Our principles reflect our belief that a project isn’t truly sustainable until it’s sustainable for all users and stakeholders.

So, how do the processes and approaches discussed thus far translate into built projects? The following workplaces offer examples of our sustainability, well-being and equity platform in practice.

Cork walls, green building materials and reused office furniture are ways BBC Studios’ new Bristol office promotes health and well-being. Credit: HOK

Prioritizing Green Materials and Circularity

BBC Studios’ new Bristol workplace—its largest office outside London—highlights the sustainability and storytelling found within BBC’s popular Nature History Unit programming.

Informed by HOK’s sustainability platform, the three-story office includes non-hierarchal work settings that allow workers to choose the environment that is right for them, from quiet hypersensitive spaces to more stimulating hypo-sensitive environments.

Materials used within the building reflect embodied carbon, green chemistry and sustainable sourcing protocols outlined in our finish legend template. The project used only FSC-certified timber, including reclaimed wood and walls of made of cork, a rapidly renewable material that mitigates noise. Using clay-based paints helped reduce airborne contaminants while reusing existing office furniture helped promote circularity and reduce landfill waste.

The 60,000 sqft workspace designed in collaboration with Studio B, AECOM, Cath Leach and Currie & Brown recently achieved SKA Gold certification for sustainability.

A fitness center opens onto an active courtyard at 650 Main Street in Salt Lake City. Credit: HOK

Designing for Movement and Well-Being

We designed the new Class A 650 Main Street office building in downtown Salt Lake City with an emphasis on fitness and social interaction—two factors that directly influence physical and mental health and well-being. The 10-story building melds the indoors with the outdoors by incorporating WELL v2 design strategies and HOK’s design principles prioritizing choice, movement and access to nature.

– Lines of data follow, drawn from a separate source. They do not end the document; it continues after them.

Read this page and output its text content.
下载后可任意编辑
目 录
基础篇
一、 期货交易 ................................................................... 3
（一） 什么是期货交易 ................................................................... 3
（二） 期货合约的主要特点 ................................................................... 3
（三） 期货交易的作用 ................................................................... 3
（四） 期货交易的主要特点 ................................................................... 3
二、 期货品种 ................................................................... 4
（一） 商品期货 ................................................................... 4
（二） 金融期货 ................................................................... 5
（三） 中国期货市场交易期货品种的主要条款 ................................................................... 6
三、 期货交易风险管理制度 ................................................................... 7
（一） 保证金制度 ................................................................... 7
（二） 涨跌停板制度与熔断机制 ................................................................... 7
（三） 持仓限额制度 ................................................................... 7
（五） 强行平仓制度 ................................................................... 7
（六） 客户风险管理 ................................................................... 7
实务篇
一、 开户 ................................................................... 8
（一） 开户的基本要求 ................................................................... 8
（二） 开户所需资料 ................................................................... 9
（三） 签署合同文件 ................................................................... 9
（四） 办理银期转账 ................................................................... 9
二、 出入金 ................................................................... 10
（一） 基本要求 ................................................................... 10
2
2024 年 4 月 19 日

Central to this approach is the building’s active courtyard that features a bocce ball court, fitness and yoga lawn, a fire pit and a social deck. The courtyard’s robust wi-fi and flexible seating options, allow workers to step outside and enjoy the fresh air while hosting meetings or performing individual work.

Men’s and women’s locker rooms with showers and changing areas encourage office occupants to take full advantage of the fitness center that opens onto the courtyard. On-site bike storage and proximity to a light rail station encourage occupants to commute to the office via public and active transportation. The project recently earned LEED v4 Gold certification.

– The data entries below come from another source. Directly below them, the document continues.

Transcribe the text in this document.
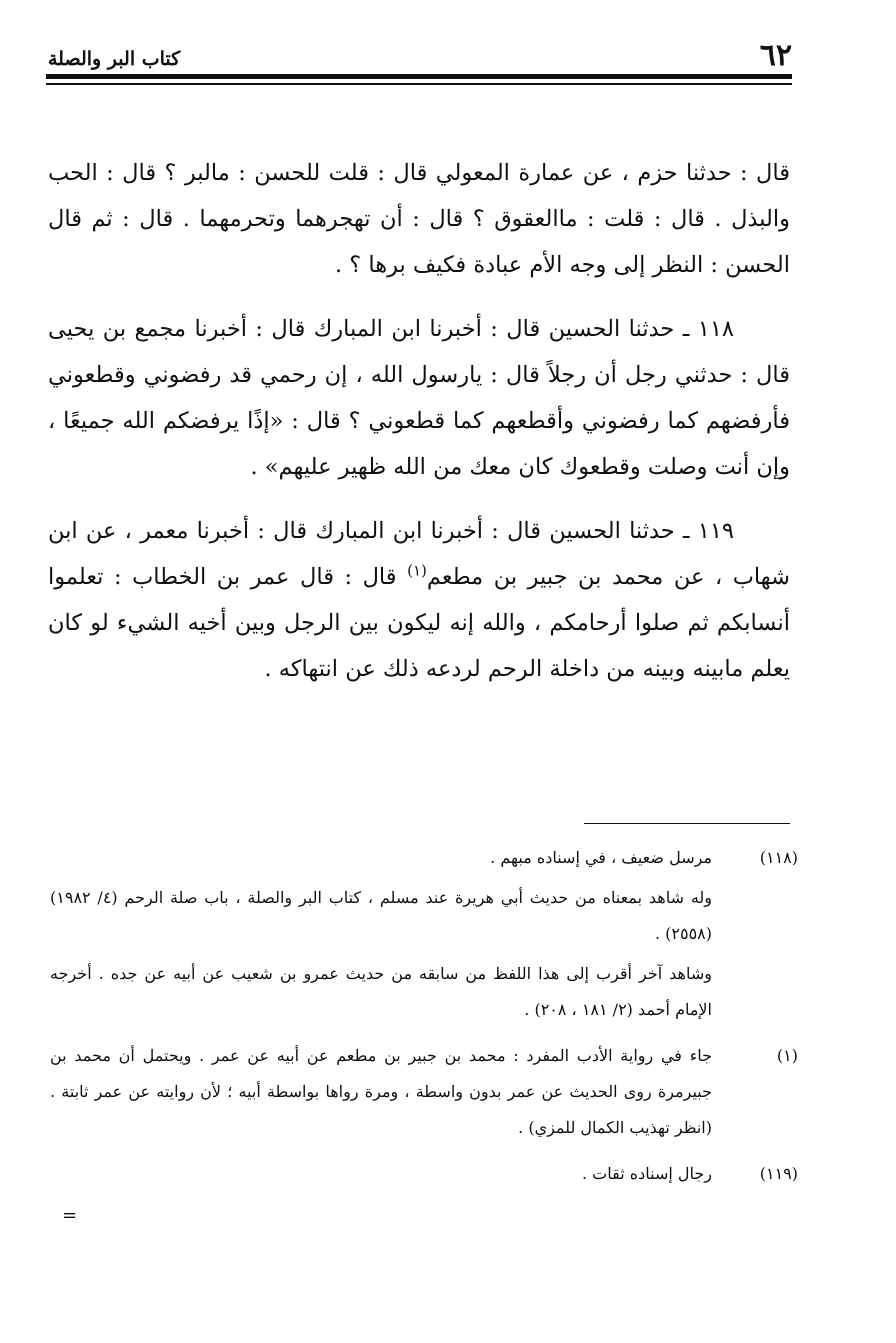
٦٢
كتاب البر والصلة

قال : حدثنا حزم ، عن عمارة المعولي قال : قلت للحسن : مالبر ؟ قال : الحب والبذل . قال : قلت : ماالعقوق ؟ قال : أن تهجرهما وتحرمهما . قال : ثم قال الحسن : النظر إلى وجه الأم عبادة فكيف برها ؟ .

١١٨ ـ حدثنا الحسين قال : أخبرنا ابن المبارك قال : أخبرنا مجمع بن يحيى قال : حدثني رجل أن رجلاً قال : يارسول الله ، إن رحمي قد رفضوني وقطعوني فأرفضهم كما رفضوني وأقطعهم كما قطعوني ؟ قال : «إذًا يرفضكم الله جميعًا ، وإن أنت وصلت وقطعوك كان معك من الله ظهير عليهم» .

١١٩ ـ حدثنا الحسين قال : أخبرنا ابن المبارك قال : أخبرنا معمر ، عن ابن شهاب ، عن محمد بن جبير بن مطعم$^{(١)}$ قال : قال عمر بن الخطاب : تعلموا أنسابكم ثم صلوا أرحامكم ، والله إنه ليكون بين الرجل وبين أخيه الشيء لو كان يعلم مابينه وبينه من داخلة الرحم لردعه ذلك عن انتهاكه .

(١١٨)
مرسل ضعيف ، في إسناده مبهم .
وله شاهد بمعناه من حديث أبي هريرة عند مسلم ، كتاب البر والصلة ، باب صلة الرحم (٤/ ١٩٨٢) (٢٥٥٨) .
وشاهد آخر أقرب إلى هذا اللفظ من سابقه من حديث عمرو بن شعيب عن أبيه عن جده . أخرجه الإمام أحمد (٢/ ١٨١ ، ٢٠٨) .
(١)
جاء في رواية الأدب المفرد : محمد بن جبير بن مطعم عن أبيه عن عمر . ويحتمل أن محمد بن جبيرمرة روى الحديث عن عمر بدون واسطة ، ومرة رواها بواسطة أبيه ؛ لأن روايته عن عمر ثابتة . (انظر تهذيب الكمال للمزي) .
(١١٩)
رجال إسناده ثقات .
=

Stanford University’s Center for Academic Medicine includes many outdoor work and social spaces. Credit: HOK

Outdoor Living

Stanford University’s new Center for Academic Medicine takes advantage of Palo Alto’s mild climate to place 20% of the programming outdoors. Inspired by the coast live oak, a native California tree that houses multiple environments, the team designed the building using biophilic and passive design strategies.

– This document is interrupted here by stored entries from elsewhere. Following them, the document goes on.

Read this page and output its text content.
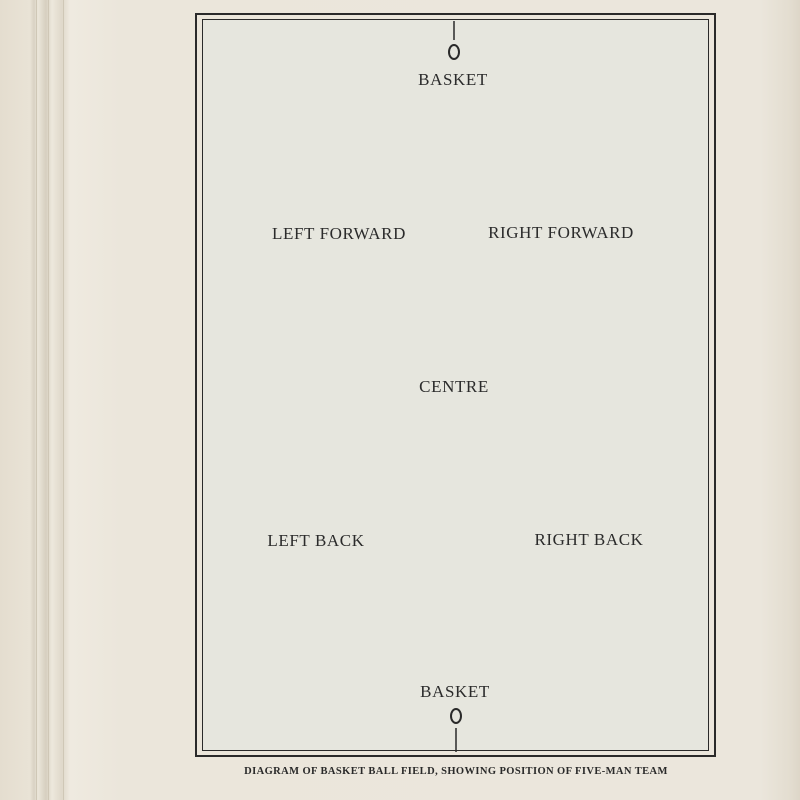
BASKET
LEFT FORWARD	RIGHT FORWARD
CENTRE
LEFT BACK	RIGHT BACK
BASKET
DIAGRAM OF BASKET BALL FIELD, SHOWING POSITION OF FIVE-MAN TEAM
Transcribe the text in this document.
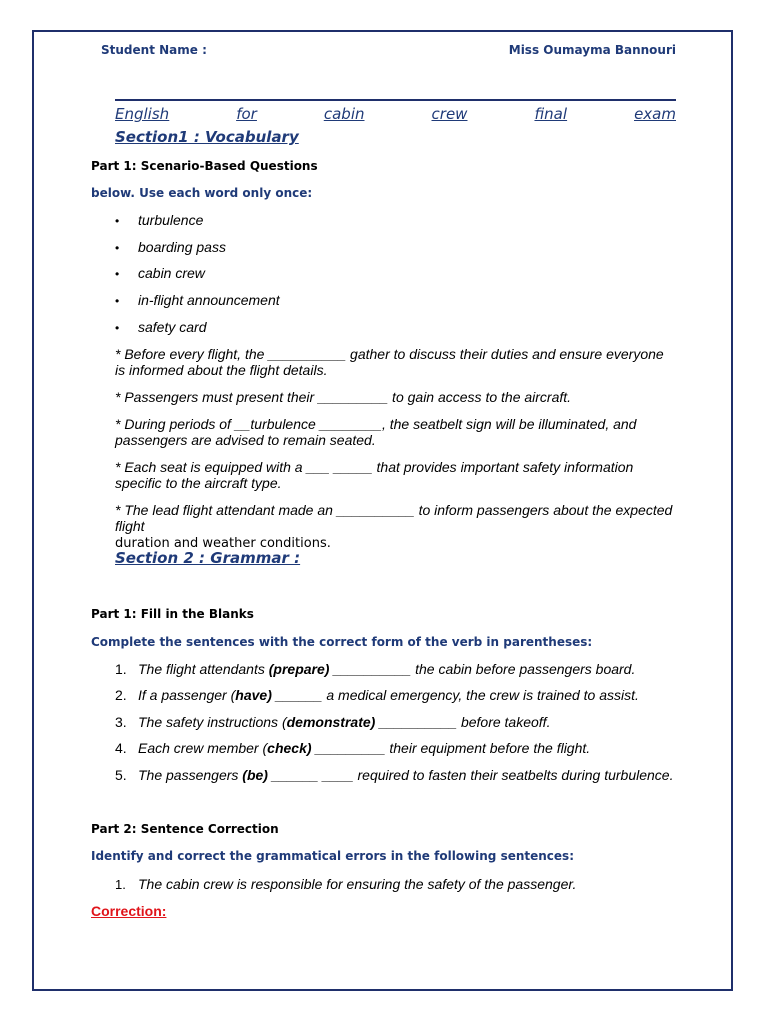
Student Name :	Miss Oumayma Bannouri
English	for	cabin	crew	final	exam
Section1 : Vocabulary
Part 1: Scenario-Based Questions
below. Use each word only once:
• turbulence
• boarding pass
• cabin crew
• in-flight announcement
• safety card
* Before every flight, the __________ gather to discuss their duties and ensure everyone is informed about the flight details.
* Passengers must present their _________ to gain access to the aircraft.
* During periods of __turbulence ________, the seatbelt sign will be illuminated, and passengers are advised to remain seated.
* Each seat is equipped with a ___ _____ that provides important safety information specific to the aircraft type.
* The lead flight attendant made an __________ to inform passengers about the expected flight
duration and weather conditions.
Section 2 : Grammar :
Part 1: Fill in the Blanks
Complete the sentences with the correct form of the verb in parentheses:
1. The flight attendants (prepare) __________ the cabin before passengers board.
2. If a passenger (have) ______ a medical emergency, the crew is trained to assist.
3. The safety instructions (demonstrate) __________ before takeoff.
4. Each crew member (check) _________ their equipment before the flight.
5. The passengers (be) ______ ____ required to fasten their seatbelts during turbulence.
Part 2: Sentence Correction
Identify and correct the grammatical errors in the following sentences:
1. The cabin crew is responsible for ensuring the safety of the passenger.
Correction:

Located next to a nature area, the building offers medical staff expansive views of the surrounding greenery. Porches, balconies, sky bridges and covered walkways extend from the building to create a treehouse sensation. These outdoor spaces have proven so popular that they are now available for reservation via the building’s booking system.

In addition to connecting people to nature, the building features a variety of work settings to accommodate employees across the neurodiversity spectrum and an on-site fitness center and restaurant-style café to provide staff with healthy exercise and dining options.

Dive In

Creating and implementing new sustainability processes takes time, but we hope the strategies and projects shared here demonstrate it’s worth doing. One last piece of advice: Don’t feel you need everything mapped out to begin. Think of one or two ways to improve the health and wellness of your next project, document the process and build from there.